Rettig noted that when America said it would “withdraw its support” from the pipeline, “this didn’t mean much because the U.S. wasn’t offering to pay for the pipeline at any point. So it mostly had a psychological aspect of putting the final nail in the coffin and ‘releasing’ Israel to start negotiating other options, like liquefied natural gas (LNG) or a pipeline to Turkey, without angering Greece and Cyprus.”
‘Get the ball rolling again’
Moving forward, Rettig said that the pipeline is likely to fail. The U.S. announcement, he noted, was a way for Amos Hochstein, the State Department’s senior adviser for global energy security, to “shake things up.”
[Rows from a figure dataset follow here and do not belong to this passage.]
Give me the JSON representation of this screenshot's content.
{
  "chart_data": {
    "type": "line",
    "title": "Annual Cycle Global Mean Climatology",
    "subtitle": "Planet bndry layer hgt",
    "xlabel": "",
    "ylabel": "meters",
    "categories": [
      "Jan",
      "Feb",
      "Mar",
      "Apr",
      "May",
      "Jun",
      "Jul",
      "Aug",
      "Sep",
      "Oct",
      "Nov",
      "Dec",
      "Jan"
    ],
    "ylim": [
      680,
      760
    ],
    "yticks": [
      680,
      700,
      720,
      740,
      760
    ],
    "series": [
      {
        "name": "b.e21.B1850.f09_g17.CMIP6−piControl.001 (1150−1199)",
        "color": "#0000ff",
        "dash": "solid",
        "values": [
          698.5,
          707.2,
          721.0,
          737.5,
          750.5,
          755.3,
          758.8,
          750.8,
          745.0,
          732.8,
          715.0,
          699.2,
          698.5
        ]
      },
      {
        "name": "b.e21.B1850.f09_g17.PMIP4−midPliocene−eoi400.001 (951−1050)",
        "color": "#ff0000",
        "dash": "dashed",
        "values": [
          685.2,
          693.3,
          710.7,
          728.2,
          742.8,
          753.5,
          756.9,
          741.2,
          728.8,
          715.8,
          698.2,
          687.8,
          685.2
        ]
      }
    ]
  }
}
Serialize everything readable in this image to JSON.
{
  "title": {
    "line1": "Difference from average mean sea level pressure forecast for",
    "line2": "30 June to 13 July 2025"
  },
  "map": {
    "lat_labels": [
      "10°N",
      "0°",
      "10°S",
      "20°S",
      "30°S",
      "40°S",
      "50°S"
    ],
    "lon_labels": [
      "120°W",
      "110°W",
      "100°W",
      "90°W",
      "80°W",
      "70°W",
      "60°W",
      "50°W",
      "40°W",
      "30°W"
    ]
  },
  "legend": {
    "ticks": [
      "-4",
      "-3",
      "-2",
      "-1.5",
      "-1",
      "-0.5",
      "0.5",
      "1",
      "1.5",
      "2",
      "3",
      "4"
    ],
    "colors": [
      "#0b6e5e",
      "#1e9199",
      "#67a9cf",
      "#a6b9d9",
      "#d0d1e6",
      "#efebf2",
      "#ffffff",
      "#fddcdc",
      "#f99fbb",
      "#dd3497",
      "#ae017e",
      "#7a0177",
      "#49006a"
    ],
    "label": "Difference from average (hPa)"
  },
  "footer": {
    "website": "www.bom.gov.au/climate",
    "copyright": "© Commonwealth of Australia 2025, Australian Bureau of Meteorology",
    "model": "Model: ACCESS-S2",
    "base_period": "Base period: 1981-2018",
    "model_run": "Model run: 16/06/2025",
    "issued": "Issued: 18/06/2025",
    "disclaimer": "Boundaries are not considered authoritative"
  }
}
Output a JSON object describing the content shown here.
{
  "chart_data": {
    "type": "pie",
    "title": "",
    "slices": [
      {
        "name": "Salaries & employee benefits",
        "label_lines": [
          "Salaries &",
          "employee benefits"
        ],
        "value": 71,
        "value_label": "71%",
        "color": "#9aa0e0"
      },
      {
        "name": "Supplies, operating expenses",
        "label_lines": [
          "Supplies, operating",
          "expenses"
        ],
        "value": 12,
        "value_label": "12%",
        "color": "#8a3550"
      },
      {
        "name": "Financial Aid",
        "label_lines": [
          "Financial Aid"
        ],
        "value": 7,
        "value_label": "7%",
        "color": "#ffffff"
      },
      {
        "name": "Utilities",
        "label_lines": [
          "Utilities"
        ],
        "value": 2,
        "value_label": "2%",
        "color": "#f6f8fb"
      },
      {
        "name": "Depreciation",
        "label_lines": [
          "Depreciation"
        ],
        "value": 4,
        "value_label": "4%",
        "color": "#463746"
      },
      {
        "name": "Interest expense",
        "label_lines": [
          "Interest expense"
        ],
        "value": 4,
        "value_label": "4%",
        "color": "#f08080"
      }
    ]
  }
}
According to Rettig, this could be a “prize” to Turkey, “as part of the attempt to warm relations with the U.S., and maybe appease Turkey and get them to allow Cyprus to develop their gas fields and stop blocking it with warships.”
Rettig clarified that the United States “isn’t paying for a pipeline or for an electricity grid. They’re just facilitating discussions.”
He added that “perhaps there was a feeling that things are just ‘stuck’ because the EastMed option is not moving, so they might as well ‘kill it’ in order to spur new types of conversations with Turkey or Lebanon and get the ball rolling again in a fresh way.”
Rettig said he wasn’t sure how economically viable the interconnector line is, “but it’s good to talk about it. It keeps the Israel-Cyprus relations warm and the dialogue ongoing.”
Henderson agreed, writing in a January analysis for WINEP that “although Israel, Greece and Cyprus are no doubt disappointed about the withdrawal of U.S. and E.U. support, the project has served the valuable purpose of bringing them together diplomatically.”